Kekhawatiran Hard Brexit Meningkat, Poundsterling Tersungkur

Jakarta, CNBC Indonesia - Nilai tukar poundsterling melemah melawan dolar Amerika Serikat (AS) dan rupiah hingga pertengahan perdagangan hari Kamis ini (11/6/2020) di tengah kekhawatiran Brexit dan seiring meningkatnya kritik terhadap penanganan krisis virus corona oleh pemerintah Inggris.
Pada pukul 13:20 WIB, poundsterling melemah 0,53% ke US$ 1,2678, sementara melawan rupiah sterling juga melemah sebesar 0,2% ke Rp 17.706/GBP.
Meningkatnya kekhawatiran Brexit keras (Hard Brexit) membebani poundsterling. Kepala perunding Uni Eropa (UE) untuk Brexit, Michel Barnier menyampaikan peringatan keras kepada Inggris ketika berbicara di Komite Ekonomi dan Sosial Eropa (European Economic and Social Committee).
Selain sinyal diplomat Uni Eropa untuk mengambil kembali status Inggris sebagai pusat keuangan regional, dokumen yang bocor juga menyarankan bahwa Parlemen Eropa dapat memveto kesepakatan perdagangan antara Inggris dan Uni Eropa yang gagal untuk memastikan persaingan yang adil dan standar yang kuat di negara tersebut terhadap lingkungan dan hak-hak pekerja, melanisr dari FXStreet.
Jika periode transisi Inggris berakhir (batas waktu 1 Juli 2020) tanpa kesepakatan, itu akan menjadi skenario terburuk untuk GBP menguat (bullish). Inggris tidak siap hadir untuk memberikan alasan untuk perpanjangan. Oleh karena itu, apa yang disebut 'Hard Brexit' terlihat semakin mungkin.

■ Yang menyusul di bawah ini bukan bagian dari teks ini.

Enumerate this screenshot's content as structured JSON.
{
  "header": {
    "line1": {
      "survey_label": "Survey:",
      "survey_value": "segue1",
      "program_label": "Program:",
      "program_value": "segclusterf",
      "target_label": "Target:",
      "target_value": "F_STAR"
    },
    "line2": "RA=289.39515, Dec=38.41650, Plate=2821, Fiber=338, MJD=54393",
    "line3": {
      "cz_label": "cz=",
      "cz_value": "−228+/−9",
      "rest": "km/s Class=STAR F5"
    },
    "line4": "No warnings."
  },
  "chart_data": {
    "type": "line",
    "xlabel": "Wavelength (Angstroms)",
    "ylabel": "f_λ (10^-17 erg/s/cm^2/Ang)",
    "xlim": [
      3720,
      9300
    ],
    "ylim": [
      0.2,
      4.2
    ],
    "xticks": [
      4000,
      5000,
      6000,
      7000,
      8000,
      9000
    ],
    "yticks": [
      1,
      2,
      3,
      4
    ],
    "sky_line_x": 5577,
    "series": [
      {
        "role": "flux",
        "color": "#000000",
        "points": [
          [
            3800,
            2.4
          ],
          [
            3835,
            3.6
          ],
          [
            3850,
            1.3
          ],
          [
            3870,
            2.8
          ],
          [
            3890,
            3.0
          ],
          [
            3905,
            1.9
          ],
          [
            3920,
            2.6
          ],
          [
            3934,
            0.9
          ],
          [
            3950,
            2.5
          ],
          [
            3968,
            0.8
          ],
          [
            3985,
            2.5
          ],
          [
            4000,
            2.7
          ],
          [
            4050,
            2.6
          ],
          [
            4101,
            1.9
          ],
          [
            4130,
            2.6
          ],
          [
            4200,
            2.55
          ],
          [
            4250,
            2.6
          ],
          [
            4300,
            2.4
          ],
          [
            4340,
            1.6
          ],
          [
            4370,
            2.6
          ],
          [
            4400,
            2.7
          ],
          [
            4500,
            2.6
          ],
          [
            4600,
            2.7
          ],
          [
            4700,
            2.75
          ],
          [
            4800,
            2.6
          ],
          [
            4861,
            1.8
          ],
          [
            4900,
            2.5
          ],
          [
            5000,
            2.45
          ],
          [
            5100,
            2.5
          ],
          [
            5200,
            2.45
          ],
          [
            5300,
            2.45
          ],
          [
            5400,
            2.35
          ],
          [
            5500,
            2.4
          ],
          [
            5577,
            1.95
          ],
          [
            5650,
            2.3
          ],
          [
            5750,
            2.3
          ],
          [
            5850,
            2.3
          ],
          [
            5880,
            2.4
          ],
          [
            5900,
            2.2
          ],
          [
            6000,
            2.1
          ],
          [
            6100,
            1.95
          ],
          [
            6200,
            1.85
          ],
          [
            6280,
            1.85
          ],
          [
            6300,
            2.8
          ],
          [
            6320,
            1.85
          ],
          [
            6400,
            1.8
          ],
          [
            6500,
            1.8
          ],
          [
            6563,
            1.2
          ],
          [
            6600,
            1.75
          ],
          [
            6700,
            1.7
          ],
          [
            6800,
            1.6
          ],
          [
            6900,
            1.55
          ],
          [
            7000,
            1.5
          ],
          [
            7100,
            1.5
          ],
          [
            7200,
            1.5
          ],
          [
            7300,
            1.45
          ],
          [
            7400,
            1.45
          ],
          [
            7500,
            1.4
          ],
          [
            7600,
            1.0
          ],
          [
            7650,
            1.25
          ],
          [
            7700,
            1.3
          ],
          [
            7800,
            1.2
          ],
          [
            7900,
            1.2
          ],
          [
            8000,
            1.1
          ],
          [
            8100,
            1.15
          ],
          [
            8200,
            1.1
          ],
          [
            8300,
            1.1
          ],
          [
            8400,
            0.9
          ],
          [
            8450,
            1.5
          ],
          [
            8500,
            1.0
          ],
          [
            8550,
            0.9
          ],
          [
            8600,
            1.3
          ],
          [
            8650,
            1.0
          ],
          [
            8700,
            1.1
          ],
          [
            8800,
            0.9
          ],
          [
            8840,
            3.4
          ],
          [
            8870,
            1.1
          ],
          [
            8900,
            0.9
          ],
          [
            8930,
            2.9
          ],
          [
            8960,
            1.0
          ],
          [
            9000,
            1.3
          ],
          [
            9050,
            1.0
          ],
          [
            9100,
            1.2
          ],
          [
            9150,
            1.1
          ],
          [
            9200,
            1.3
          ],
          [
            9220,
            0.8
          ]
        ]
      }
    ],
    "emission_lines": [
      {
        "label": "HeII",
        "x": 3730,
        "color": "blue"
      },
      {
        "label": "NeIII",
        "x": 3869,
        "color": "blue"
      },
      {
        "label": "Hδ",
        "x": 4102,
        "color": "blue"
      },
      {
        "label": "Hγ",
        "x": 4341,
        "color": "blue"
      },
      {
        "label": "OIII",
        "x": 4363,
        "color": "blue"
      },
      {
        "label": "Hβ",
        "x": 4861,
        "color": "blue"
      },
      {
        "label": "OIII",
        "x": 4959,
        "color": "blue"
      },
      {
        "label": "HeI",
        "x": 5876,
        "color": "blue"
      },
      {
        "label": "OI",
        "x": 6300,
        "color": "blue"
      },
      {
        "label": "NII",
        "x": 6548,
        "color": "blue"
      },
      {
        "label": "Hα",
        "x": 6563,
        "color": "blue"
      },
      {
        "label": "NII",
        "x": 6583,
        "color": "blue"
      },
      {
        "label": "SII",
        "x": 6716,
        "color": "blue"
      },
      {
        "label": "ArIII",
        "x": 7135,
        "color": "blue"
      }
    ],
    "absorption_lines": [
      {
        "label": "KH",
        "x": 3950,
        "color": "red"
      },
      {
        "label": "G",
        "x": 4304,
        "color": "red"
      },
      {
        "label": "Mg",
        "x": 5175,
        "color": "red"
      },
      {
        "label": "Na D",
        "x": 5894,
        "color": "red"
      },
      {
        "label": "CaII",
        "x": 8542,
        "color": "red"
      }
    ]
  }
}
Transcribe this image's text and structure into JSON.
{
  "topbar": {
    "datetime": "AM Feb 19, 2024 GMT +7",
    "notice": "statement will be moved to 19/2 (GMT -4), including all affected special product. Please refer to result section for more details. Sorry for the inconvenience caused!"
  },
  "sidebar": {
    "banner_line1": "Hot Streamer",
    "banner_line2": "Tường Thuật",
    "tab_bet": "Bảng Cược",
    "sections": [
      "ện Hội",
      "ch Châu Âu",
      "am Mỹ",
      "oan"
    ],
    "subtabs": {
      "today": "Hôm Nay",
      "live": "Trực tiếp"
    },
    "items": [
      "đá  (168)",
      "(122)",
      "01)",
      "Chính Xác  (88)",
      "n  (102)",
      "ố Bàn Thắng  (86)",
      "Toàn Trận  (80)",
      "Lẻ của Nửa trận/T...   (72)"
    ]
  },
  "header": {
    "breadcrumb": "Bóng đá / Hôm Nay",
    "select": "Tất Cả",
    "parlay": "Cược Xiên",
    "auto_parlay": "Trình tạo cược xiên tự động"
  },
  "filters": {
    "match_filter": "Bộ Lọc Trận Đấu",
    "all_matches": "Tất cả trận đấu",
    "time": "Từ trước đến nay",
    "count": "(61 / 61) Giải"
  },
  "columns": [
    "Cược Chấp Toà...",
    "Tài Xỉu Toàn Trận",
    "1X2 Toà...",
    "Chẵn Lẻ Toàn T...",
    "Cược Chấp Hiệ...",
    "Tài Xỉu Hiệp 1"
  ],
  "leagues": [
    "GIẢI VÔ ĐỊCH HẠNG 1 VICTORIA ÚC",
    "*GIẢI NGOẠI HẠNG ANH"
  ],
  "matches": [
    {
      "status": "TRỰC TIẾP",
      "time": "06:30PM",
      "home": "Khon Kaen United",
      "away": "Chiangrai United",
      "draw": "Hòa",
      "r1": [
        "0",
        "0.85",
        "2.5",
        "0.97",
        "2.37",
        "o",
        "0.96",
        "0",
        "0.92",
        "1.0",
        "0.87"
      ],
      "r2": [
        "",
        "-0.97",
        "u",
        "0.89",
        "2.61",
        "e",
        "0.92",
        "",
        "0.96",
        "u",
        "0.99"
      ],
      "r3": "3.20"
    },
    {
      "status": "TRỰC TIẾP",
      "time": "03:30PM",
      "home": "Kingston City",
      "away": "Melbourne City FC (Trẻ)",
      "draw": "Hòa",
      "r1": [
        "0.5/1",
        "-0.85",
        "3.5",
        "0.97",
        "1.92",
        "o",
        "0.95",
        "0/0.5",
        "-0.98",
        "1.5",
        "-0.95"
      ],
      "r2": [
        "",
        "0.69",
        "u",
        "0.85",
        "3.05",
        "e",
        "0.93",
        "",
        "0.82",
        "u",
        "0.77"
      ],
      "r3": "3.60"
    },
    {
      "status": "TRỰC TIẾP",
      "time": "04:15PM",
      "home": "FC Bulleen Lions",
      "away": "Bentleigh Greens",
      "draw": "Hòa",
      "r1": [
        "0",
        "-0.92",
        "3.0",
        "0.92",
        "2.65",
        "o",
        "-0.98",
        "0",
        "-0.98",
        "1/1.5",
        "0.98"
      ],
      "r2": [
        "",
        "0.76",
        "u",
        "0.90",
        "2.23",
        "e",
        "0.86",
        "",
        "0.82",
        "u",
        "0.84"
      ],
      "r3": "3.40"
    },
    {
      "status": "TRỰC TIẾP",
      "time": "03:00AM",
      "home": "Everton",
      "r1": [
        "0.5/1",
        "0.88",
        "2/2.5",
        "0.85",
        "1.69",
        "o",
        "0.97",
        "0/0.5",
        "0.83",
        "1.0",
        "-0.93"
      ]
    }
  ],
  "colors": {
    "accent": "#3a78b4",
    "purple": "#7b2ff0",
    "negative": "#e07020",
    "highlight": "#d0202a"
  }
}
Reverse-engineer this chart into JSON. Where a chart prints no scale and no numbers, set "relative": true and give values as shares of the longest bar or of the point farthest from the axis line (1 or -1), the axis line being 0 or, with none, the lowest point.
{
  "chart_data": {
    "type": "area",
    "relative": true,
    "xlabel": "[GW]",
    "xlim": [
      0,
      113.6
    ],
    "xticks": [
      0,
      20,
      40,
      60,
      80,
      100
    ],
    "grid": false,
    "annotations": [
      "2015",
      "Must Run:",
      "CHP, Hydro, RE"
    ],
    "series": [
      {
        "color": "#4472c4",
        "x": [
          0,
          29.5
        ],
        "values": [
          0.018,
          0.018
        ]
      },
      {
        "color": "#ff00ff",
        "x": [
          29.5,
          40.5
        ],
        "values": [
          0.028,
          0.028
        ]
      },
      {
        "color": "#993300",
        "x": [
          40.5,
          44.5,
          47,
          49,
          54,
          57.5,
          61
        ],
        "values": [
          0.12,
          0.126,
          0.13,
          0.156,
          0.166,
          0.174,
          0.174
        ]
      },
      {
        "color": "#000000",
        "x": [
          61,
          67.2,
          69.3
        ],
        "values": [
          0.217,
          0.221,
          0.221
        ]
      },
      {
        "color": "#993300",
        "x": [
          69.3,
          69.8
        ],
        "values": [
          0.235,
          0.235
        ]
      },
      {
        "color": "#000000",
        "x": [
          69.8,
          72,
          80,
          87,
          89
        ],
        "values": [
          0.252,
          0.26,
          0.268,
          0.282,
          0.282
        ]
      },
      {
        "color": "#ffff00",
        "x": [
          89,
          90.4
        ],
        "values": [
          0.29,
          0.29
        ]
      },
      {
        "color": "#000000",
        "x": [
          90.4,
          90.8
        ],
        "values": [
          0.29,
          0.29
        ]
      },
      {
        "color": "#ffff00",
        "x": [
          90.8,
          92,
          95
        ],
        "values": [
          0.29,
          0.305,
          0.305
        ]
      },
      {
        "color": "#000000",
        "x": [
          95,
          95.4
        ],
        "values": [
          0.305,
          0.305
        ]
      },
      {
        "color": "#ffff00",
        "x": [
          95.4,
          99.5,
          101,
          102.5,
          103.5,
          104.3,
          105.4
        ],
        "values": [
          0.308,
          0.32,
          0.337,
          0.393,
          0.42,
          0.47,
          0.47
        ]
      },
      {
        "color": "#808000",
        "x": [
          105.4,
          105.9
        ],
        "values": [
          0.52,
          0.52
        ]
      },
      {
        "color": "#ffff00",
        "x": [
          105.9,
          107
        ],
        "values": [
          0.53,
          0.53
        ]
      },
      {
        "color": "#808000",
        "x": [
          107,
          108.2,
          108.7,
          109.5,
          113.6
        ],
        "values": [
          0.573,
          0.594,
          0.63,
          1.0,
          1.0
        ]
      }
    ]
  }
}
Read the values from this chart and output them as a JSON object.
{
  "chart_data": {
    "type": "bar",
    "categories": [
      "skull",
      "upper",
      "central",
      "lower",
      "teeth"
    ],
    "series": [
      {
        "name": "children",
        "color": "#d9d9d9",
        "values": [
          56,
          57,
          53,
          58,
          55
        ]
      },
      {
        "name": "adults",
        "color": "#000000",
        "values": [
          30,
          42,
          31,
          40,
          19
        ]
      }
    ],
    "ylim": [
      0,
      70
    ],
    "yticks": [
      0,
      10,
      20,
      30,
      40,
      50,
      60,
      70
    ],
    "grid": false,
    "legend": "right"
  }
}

Sementara tenggat waktu perjanjian perdagangan bebas sebelum 31 Desember 2020, dengan probabilitas 65% untuk terjadi kesepakatan, tetapi risiko tidak ada kesepakatan Brexit telah meningkat menjadi 35% dari 20% sebelumnya.
Kesepakatan tinggi ini, kesepakatan bermuatan politis sering dilakukan pada 'langkah-langkah pengadilan' menghapus retorika keras, tetapi meskipun demikian, kesepakatan ini rumit dan sulit untuk melihat bagaimana hal itu dapat dilakukan dengan cepat.
Sementara itu, PM Inggris Boris Johnson mengumumkan beberapa kelegaan lagi dalam pembatasan karantina wilayah (lockdown), namun menahan diri dari berbicara tentang persilisihan terhadap China pada hari Rabu waktu setempat. Padahal, para diplomat AS sebelumnya mengatakan untuk mendukung sekutu mereka untuk menantang Beijing jika mereka mengancam.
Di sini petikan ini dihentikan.